Research Methodology

The authors of the paper (Sheng-Nan Li, Carlo Campajola, Claudio Tessone) developed a statistical test capable of detecting anomalous behavior of miners based on the analysis of block detection sequence. They tested activity in the following cryptocurrencies:

  • Bitcoin;
  • Litecoin;
  • Monacoin;
  • Ethereum;
  • Bitcoin Cash.

Key hypothesis: if a miner is engaged in selfish mining, the periods between his blocks will be irregular – those that cannot be explained by a normal random distribution.

To improve the accuracy of the analysis, we also used address clustering, which allows us to group activity by real miners, even if they used different wallets or pools.

Results

  • Monacoin and Bitcoin Cash show the most pronounced anomalous behavior.
  • Ethereum also shows signs of selfish strategies, although less pronounced.
  • In some cases, coordinated attacks have been detected where multiple miners join together and share found blocks in advance, indicating the existence of mining cartels – closed associations that violate network ethics.

What does this mean for the mining community?

  • Decentralization is not a guarantee of integrity.

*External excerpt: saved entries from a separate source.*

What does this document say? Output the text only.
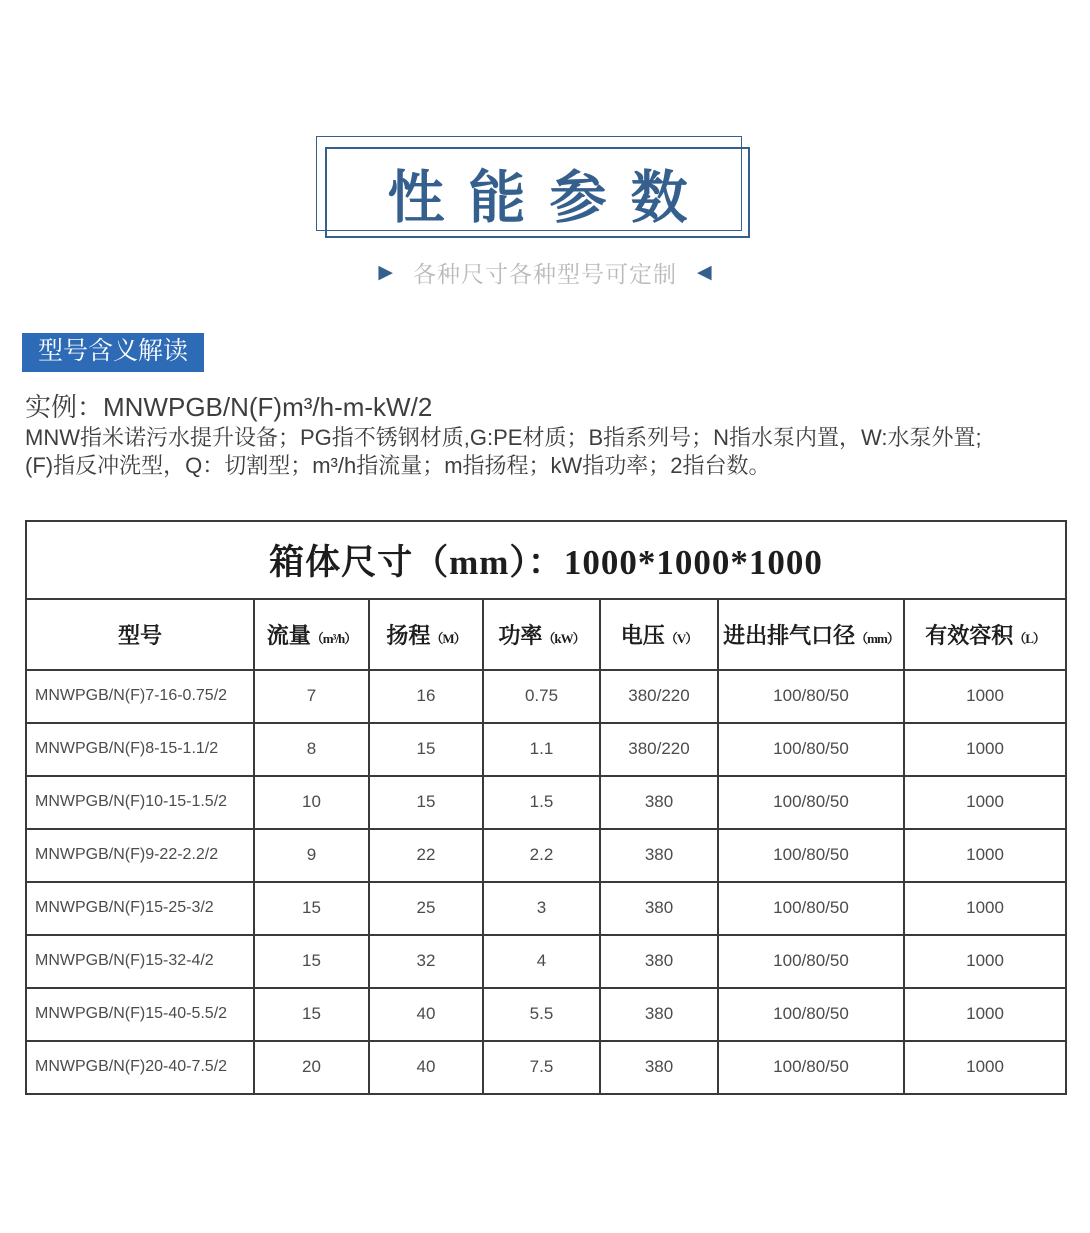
性能参数
▶ 各种尺寸各种型号可定制 ◀
型号含义解读
实例：MNWPGB/N(F)m³/h-m-kW/2
MNW指米诺污水提升设备；PG指不锈钢材质,G:PE材质；B指系列号；N指水泵内置，W:水泵外置;
(F)指反冲洗型，Q：切割型；m³/h指流量；m指扬程；kW指功率；2指台数。
箱体尺寸（mm）：1000*1000*1000						
型号	流量（m³/h）	扬程（M）	功率（kW）	电压（V）	进出排气口径（mm）	有效容积（L）
MNWPGB/N(F)7-16-0.75/2	7	16	0.75	380/220	100/80/50	1000
MNWPGB/N(F)8-15-1.1/2	8	15	1.1	380/220	100/80/50	1000
MNWPGB/N(F)10-15-1.5/2	10	15	1.5	380	100/80/50	1000
MNWPGB/N(F)9-22-2.2/2	9	22	2.2	380	100/80/50	1000
MNWPGB/N(F)15-25-3/2	15	25	3	380	100/80/50	1000
MNWPGB/N(F)15-32-4/2	15	32	4	380	100/80/50	1000
MNWPGB/N(F)15-40-5.5/2	15	40	5.5	380	100/80/50	1000
MNWPGB/N(F)20-40-7.5/2	20	40	7.5	380	100/80/50	1000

Even in large cryptocurrencies with open source and transparent pools, hidden, coordinated behavior is possible.
  • Selfish mining affects the profitability of honest participants. This leads to farms losing money without even knowing that they have fallen victim to other people’s strategies.
  • Need for new monitoring tools. Block tracking, activity anomalies and clustering of miners’ behavior should become part of the standard practice of farm and pool operators.

Additions from NtdBleae

We recommend that farms:

  • Use dashboards and open-source tools to analyze blocks and pool share.
  • Monitor the public reputations of pools and avoid low-transparency ones.
  • Implement internal systems for logging and verifying inbound/outbound traffic to pools.

For pools and developers:

  • Support the implementation of countermeasures against selfish mining in protocols.
  • Promote the idea of information parity: all blocks are published immediately and synchronously.
  • Develop auditing and reporting tools within the pools themselves.

Conclusion

The article “Twisted by the Pools” for the first time provides empirical evidence that selfish mining is indeed realized in real networks. This is a wake-up call for users and blockchain developers alike: an attacker may not just exist – they may thrive.

For the PoW ecosystem to remain fair and sustainable, it is not only necessary to update firmware and hardware, but also to watch out for network strategies that can erode the principles of fair competition.